AP news agency reported that the French, German and Polish foreign ministers will meet with the Ukranian government and the opposition in Kiev.

The White House has said that the US president, Barack Obama, ahd discussed the situation in Ukraine with the French president, Francois Hollande, and was following the events closely.

Russia, Yanukovich's international ally, on Wednesday demanded that Ukrainian opposition leaders "stop the bloodshed" and said Moscow would use all its influence to bring peace to its "friendly brother state".

Ongoing clashes

Clashes with riot police started in Kiev early on Tuesday morning, after thousands of protesters marched towards parliament, where opposition leaders said the government was dragging its feet on their demand to reform the consitution and limit the president's powers.

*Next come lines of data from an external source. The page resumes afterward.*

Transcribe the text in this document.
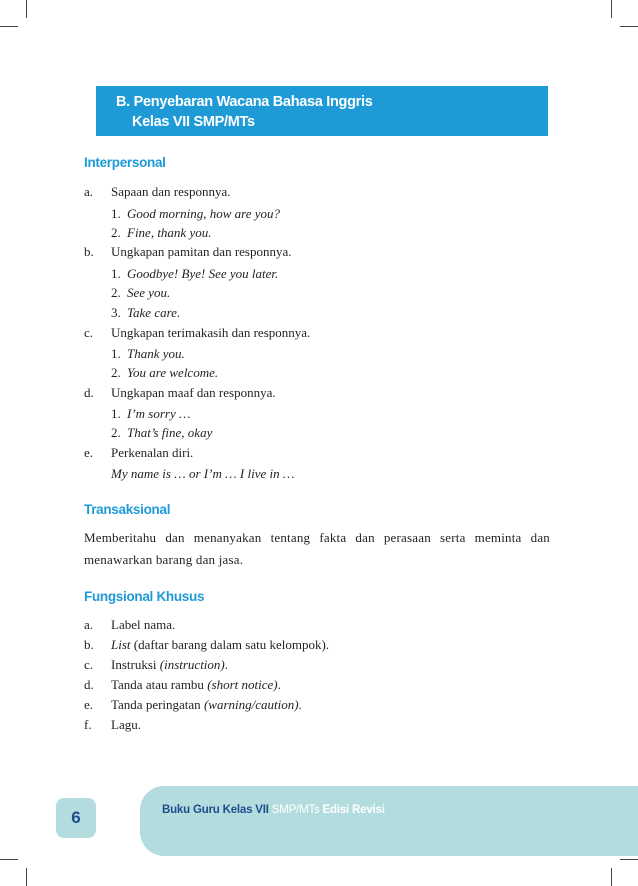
B. Penyebaran Wacana Bahasa Inggris
Kelas VII SMP/MTs
Interpersonal
a. Sapaan dan responnya.
1. Good morning, how are you?
2. Fine, thank you.
b. Ungkapan pamitan dan responnya.
1. Goodbye! Bye! See you later.
2. See you.
3. Take care.
c. Ungkapan terimakasih dan responnya.
1. Thank you.
2. You are welcome.
d. Ungkapan maaf dan responnya.
1. I’m sorry …
2. That’s fine, okay
e. Perkenalan diri.
My name is … or I’m … I live in …
Transaksional
Memberitahu dan menanyakan tentang fakta dan perasaan serta meminta dan menawarkan barang dan jasa.
Fungsional Khusus
a. Label nama.
b. List (daftar barang dalam satu kelompok).
c. Instruksi (instruction).
d. Tanda atau rambu (short notice).
e. Tanda peringatan (warning/caution).
f. Lagu.
Buku Guru Kelas VII SMP/MTs Edisi Revisi
6
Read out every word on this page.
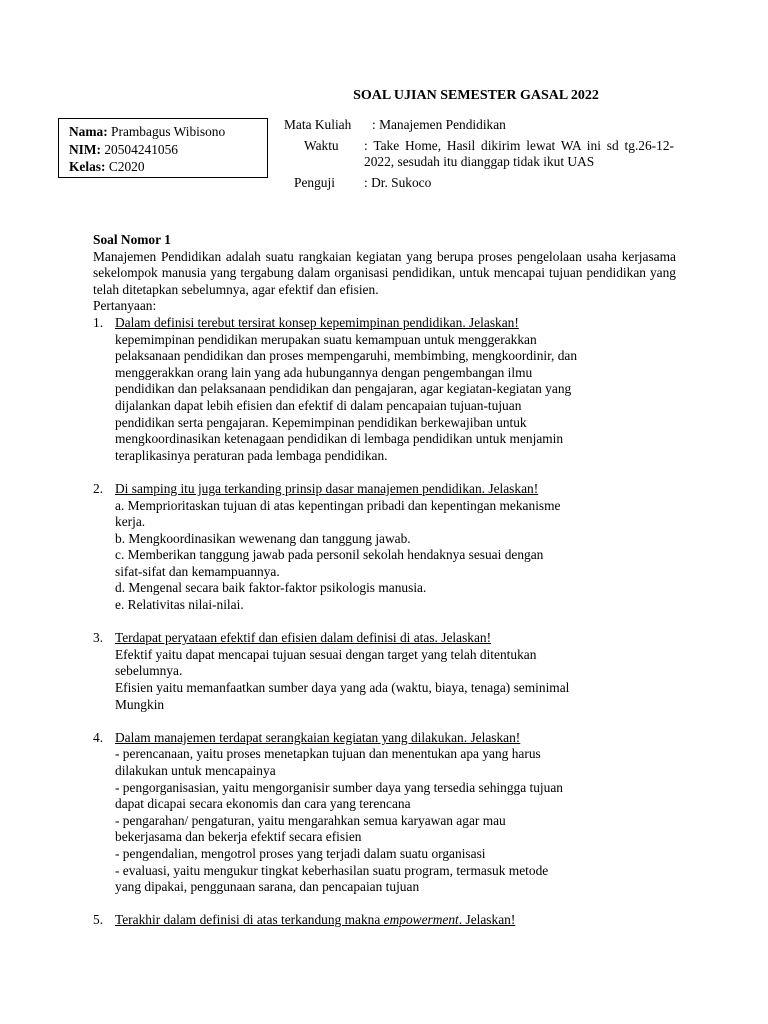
SOAL UJIAN SEMESTER GASAL 2022
Nama: Prambagus Wibisono
NIM: 20504241056
Kelas: C2020
Mata Kuliah	: Manajemen Pendidikan
Waktu	: Take Home, Hasil dikirim lewat WA ini sd tg.26-12-2022, sesudah itu dianggap tidak ikut UAS
Penguji	: Dr. Sukoco
Soal Nomor 1
Manajemen Pendidikan adalah suatu rangkaian kegiatan yang berupa proses pengelolaan usaha kerjasama sekelompok manusia yang tergabung dalam organisasi pendidikan, untuk mencapai tujuan pendidikan yang telah ditetapkan sebelumnya, agar efektif dan efisien.
Pertanyaan:
1. Dalam definisi terebut tersirat konsep kepemimpinan pendidikan. Jelaskan!
kepemimpinan pendidikan merupakan suatu kemampuan untuk menggerakkan
pelaksanaan pendidikan dan proses mempengaruhi, membimbing, mengkoordinir, dan
menggerakkan orang lain yang ada hubungannya dengan pengembangan ilmu
pendidikan dan pelaksanaan pendidikan dan pengajaran, agar kegiatan-kegiatan yang
dijalankan dapat lebih efisien dan efektif di dalam pencapaian tujuan-tujuan
pendidikan serta pengajaran. Kepemimpinan pendidikan berkewajiban untuk
mengkoordinasikan ketenagaan pendidikan di lembaga pendidikan untuk menjamin
teraplikasinya peraturan pada lembaga pendidikan.
2. Di samping itu juga terkanding prinsip dasar manajemen pendidikan. Jelaskan!
a. Memprioritaskan tujuan di atas kepentingan pribadi dan kepentingan mekanisme
kerja.
b. Mengkoordinasikan wewenang dan tanggung jawab.
c. Memberikan tanggung jawab pada personil sekolah hendaknya sesuai dengan
sifat-sifat dan kemampuannya.
d. Mengenal secara baik faktor-faktor psikologis manusia.
e. Relativitas nilai-nilai.
3. Terdapat peryataan efektif dan efisien dalam definisi di atas. Jelaskan!
Efektif yaitu dapat mencapai tujuan sesuai dengan target yang telah ditentukan
sebelumnya.
Efisien yaitu memanfaatkan sumber daya yang ada (waktu, biaya, tenaga) seminimal
Mungkin
4. Dalam manajemen terdapat serangkaian kegiatan yang dilakukan. Jelaskan!
- perencanaan, yaitu proses menetapkan tujuan dan menentukan apa yang harus
dilakukan untuk mencapainya
- pengorganisasian, yaitu mengorganisir sumber daya yang tersedia sehingga tujuan
dapat dicapai secara ekonomis dan cara yang terencana
- pengarahan/ pengaturan, yaitu mengarahkan semua karyawan agar mau
bekerjasama dan bekerja efektif secara efisien
- pengendalian, mengotrol proses yang terjadi dalam suatu organisasi
- evaluasi, yaitu mengukur tingkat keberhasilan suatu program, termasuk metode
yang dipakai, penggunaan sarana, dan pencapaian tujuan
5. Terakhir dalam definisi di atas terkandung makna empowerment. Jelaskan!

Al Jazeera's Andrew Simmons reports on the latest developments in Kiev

The confrontation became deadly as police stormed barricades around the capital's Independence Square, where they were met by volleys of petrol bombs.

After shutting restricting traffic, police armed with stun grenades and water cannons moved into the square, which has been the centre of nearly three months of protests, and dismantled some of the barricades.

Yanukovich told opposition leaders that they have "crossed the limits", after the worst day of violence since the country's independence.

In a letter published on his website on Wednesday, Yanukovich accused opposition leaders of ignoring "the basic principle of democracy".

He said: "They crossed the limits when they called people to arms. And it is a blatant violation of the law. I have some advisers who try to persuade me to the use of force. But I always thought the use of force as a wrong approach."

UN Human Rights chief Navi Pillay has condemned the violence and urged all sides to show restraint. She called for an independent investigation to ensure accountability for the deadly clashes.